Kurdish forces, allied with the dissident faction Jaish al-Thuwar, have been attacking rebel-held areas to the west and north of Aleppo city. Since Friday, they have occupied three villages near the town of Azaz, close to the Turkish border.

See Syria Daily, Jan 4: Kurds Claim Further Advance Against Rebels

Starvation in Madaya: “The Very Old and Very Young Are Dying”

Vice News adds testimony from besieged Madaya, southwest of Damascus, about the threat of starvation for 40,000 residents.

Rajai, a teacher, told the site that he had lost 50 pounds since the siege began in July.

I had strawberry leaves for dinner today. I haven’t had a real meal in three months….

Kids are eating leaves off the trees, and the very old and very young are dying.

See also Syria Feature: Threat of Starvation in Another Town Near Damascus

Loay, a student, was forced to relocate with his mother when Hezbollah and regime forces tried to overrun nearby Zabadani: “They [the regime] said: Go to Madaya. There you will die, from starvation.”

His mother Umm Mohamad, says, “My only dream is to have a piece of bread.”

Madaya was cut off last summer when the Hezbollah-led offensive was launched on Zabadani. Despite a ceasefire in late September, the Syrian military maintained the blockade on food and supplies.

Local activists say more than 30 people have starved to death and hundreds of infants are at risk. On Monday, reports said three civilians were killed and others wounded as they tried to flee the town, while Hezbollah fighters shot dead two men who were smuggling in food.

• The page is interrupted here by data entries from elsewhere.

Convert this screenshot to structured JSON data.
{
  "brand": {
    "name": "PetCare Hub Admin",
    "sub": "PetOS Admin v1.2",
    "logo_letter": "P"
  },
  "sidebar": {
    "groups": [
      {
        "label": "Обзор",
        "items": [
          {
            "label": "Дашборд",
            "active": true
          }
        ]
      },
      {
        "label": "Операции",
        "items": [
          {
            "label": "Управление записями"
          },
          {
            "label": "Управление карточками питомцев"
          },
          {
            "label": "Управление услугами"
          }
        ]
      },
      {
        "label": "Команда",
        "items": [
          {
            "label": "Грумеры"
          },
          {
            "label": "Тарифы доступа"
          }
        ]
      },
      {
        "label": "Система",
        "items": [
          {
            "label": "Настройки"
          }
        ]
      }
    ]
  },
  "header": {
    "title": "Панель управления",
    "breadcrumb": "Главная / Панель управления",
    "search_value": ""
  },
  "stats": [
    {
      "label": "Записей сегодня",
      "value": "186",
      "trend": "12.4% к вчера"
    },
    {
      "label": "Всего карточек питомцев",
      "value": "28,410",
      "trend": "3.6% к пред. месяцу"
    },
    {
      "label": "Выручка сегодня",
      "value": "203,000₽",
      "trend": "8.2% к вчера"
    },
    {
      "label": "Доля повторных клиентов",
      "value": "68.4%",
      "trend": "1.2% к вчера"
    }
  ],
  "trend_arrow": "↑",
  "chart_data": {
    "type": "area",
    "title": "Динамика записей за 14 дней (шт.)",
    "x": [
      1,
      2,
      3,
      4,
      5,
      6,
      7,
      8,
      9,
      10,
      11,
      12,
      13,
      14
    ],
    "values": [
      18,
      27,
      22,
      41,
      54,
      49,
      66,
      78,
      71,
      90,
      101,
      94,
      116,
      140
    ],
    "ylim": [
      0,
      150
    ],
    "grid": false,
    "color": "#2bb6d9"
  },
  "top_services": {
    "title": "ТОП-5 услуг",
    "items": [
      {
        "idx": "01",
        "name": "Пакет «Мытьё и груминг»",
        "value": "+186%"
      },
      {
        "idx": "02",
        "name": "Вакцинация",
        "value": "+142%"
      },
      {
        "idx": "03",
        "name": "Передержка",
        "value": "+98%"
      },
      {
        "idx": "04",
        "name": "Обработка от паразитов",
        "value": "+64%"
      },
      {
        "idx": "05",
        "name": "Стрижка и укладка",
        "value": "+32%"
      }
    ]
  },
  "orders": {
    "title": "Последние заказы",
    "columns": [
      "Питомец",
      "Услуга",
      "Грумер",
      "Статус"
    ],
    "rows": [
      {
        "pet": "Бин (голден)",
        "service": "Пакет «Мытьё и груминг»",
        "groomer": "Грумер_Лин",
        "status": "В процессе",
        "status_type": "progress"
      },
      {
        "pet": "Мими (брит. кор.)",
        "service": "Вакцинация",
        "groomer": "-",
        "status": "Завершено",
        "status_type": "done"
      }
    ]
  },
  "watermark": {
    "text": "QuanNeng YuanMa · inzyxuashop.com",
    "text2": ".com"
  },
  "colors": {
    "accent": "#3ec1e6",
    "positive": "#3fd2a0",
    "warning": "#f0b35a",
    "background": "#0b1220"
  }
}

Dr. Ammar Ghanem of the Syrian-American Medical Society says the threat is compounded by the lack of medical services:

They have no supplies, and no training — one of their only doctors is a veterinarian who is now operating on humans.

We would like to send in supplies, but of course, we cannot get through the blockade.

Rajai the teacher says he has little hope: “Sure, people may read about us if you write something. But when they finish reading, they’ll forget us.”